Ich bin mir bewusst, dass Joe heute meinen Anweisungen widersprechen und wegen meiner geheimnisvollen Abwesenheit viel Wind machen wird, und kehre deswegen die Furchterregende heraus. Immer wieder vergesse ich, zu necken und zu schmeicheln, weil mich die Freude auf den romantischen Abend überwältigt, den Oscar für uns geplant hat. Was soll ich anziehen? Im Geiste gehe ich meinen Kleiderschrank durch und schäme mich schon jetzt wegen der Kaufhausschnäppchen, die dort auf mich warten. Ein unwillkommenes Auftreten von Lydia, gefolgt von Böööser Daaad, verstärkt meine Besorgnis. Sie trägt ein perfekt geschnittenes scharlachrotes Wickelkleid, dazu Schuhe mit Wolkenkratzerabsätzen. Selbst wenn ich das Geld dazu hätte , würde mir das natürliche Stilempfinden fehlen, das Frauen wie sie ganz mühelos an den Tag legen. Als ich sie auf Oscars Büro zuschreiten sehe, als liefe sie über die Laufstege von Mailand, verlässt mich meine schelmische Freude. Bisher hatte ich mir keine großen Gedanken über die Bedeutung des heutigen Abends gemacht, der Tatsache nämlich, dass wir uns damit aus der Glasglocke herausbewegten, in der wir uns eingerichtet hatten und in der wir immun gegen die schmutzige Lebenswirklichkeit jenseits des Ghusto waren. Die Frau, die für Oscar infrage kam, war eine Frau mit perfektem Auftreten, eine Frau, die man sowohl zum Cartier Polo als auch zur Gartenparty der Queen mitnehmen konnte. Wie konnte ich mit meinen eingerissenen Fingernägeln und brüchigen Haarspitzen etwas anderes als eine Affäre sein? Selbst wenn ihm dies bis jetzt noch nicht bewusst geworden sein sollte, wird ihm, wie ich fürchte, die Lust sicherlich vergehen, wenn er mich erst mal außerhalb der Kuschelecke Küche erlebt. Und ich bin mir nicht sicher, ob ich das aushalte. Es ist der joie de vivre eines Mädchens nicht zuträglich.
Mein Telefon hat einen weiteren verpassten Anruf von Ralph registriert, den vierten in dieser Woche.

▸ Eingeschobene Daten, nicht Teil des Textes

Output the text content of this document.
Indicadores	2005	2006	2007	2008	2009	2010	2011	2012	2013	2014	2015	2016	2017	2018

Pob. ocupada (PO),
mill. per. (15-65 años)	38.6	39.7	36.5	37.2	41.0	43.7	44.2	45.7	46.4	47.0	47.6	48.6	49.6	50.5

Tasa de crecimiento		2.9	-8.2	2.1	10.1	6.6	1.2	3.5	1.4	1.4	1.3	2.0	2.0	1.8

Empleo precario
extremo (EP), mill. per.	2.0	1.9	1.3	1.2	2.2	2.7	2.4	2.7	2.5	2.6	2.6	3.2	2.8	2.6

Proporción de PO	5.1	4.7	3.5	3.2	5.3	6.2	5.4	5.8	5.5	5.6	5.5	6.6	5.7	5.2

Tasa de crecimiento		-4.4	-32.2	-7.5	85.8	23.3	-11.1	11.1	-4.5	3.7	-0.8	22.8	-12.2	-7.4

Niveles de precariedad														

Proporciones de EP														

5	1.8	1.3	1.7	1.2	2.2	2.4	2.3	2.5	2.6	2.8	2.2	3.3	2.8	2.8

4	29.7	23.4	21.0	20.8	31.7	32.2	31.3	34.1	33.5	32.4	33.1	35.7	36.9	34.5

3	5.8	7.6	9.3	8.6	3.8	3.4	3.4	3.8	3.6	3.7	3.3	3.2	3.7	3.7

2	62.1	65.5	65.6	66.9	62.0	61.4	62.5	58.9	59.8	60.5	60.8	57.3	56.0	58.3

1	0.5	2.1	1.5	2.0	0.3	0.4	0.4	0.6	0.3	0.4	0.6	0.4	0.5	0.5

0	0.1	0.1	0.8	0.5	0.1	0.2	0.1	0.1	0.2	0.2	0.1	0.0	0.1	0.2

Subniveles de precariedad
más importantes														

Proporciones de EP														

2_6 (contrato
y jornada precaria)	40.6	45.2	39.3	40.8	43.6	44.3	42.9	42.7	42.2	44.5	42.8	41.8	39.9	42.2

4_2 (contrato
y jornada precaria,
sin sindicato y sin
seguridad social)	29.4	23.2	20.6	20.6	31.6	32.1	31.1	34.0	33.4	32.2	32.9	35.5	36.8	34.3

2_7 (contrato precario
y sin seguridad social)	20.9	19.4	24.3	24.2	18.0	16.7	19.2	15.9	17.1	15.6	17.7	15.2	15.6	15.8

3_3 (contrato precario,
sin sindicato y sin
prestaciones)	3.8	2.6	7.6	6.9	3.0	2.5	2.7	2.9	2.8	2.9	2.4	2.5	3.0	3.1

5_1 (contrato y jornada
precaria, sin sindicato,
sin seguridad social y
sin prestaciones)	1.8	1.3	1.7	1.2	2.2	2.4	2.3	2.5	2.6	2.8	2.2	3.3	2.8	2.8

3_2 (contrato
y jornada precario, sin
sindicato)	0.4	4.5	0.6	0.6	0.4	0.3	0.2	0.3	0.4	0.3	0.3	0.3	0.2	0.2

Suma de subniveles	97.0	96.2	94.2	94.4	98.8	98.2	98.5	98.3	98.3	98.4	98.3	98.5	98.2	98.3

Ich weiß, ich bin eine schlechte Schwester und eine schlechte Tochter und eine schlechte Freundin dazu, aber ich kann mich jetzt nicht mit der unvermeidlichen Lektion befassen, die mein Verhältnis zum Chef zum Thema haben wird. Ich hatte gehofft, ihn mir mit meiner Dankeschön- SMS vom Hals geschafft zu haben, aber da ich weiß, wie hartnäckig er ist, sollte ich ihn vielleicht doch lieber anrufen, bevor er mich zur Strafe bei Mum und Dad verpetzt. Er geht nach ein paar Klingeltönen dran, Frank brabbelt im Hintergrund fließend moldawisch.
»Das hat ja verdammt lang gedauert«, sagt er erschöpft.
»Du sollst vor Frank nicht fluchen«, sage ich. »Was heißt verdammt eigentlich auf Moldawisch?«
»Mumpfgrumpf, glaube ich. Egal, hör zu, ich muss mit dir reden.«
»Lass mich raten, vögle nicht deinen Boss, Blabla. Es ist noch viel zu früh für eine neue Beziehung, Blabla, geschweige denn mit ihm und so weiter und so weiter. Ich weiß, und ich weiß auch, dass du das sagst, weil du dir Sorgen machst, aber ich brauche nicht zu allem einen großen Bruder.«
»Amber …«
»Und bitte erzähl es nicht Mum und Dad. Es wäre mir unerträglich, wenn Mum mich jetzt nicht nur als Geschiedene sieht, sondern auch noch für eine Schlampe hält.«
»Hör auf zu quatschen, Amber! Ich muss dir was sagen.«
Einen kurzen Moment lang wird mir flau im Magen. Was ist, wenn Dad Krebs hat und ich das nicht mitgekriegt habe, weil ich zu beschäftigt war, um meine Anrufe abzuhören?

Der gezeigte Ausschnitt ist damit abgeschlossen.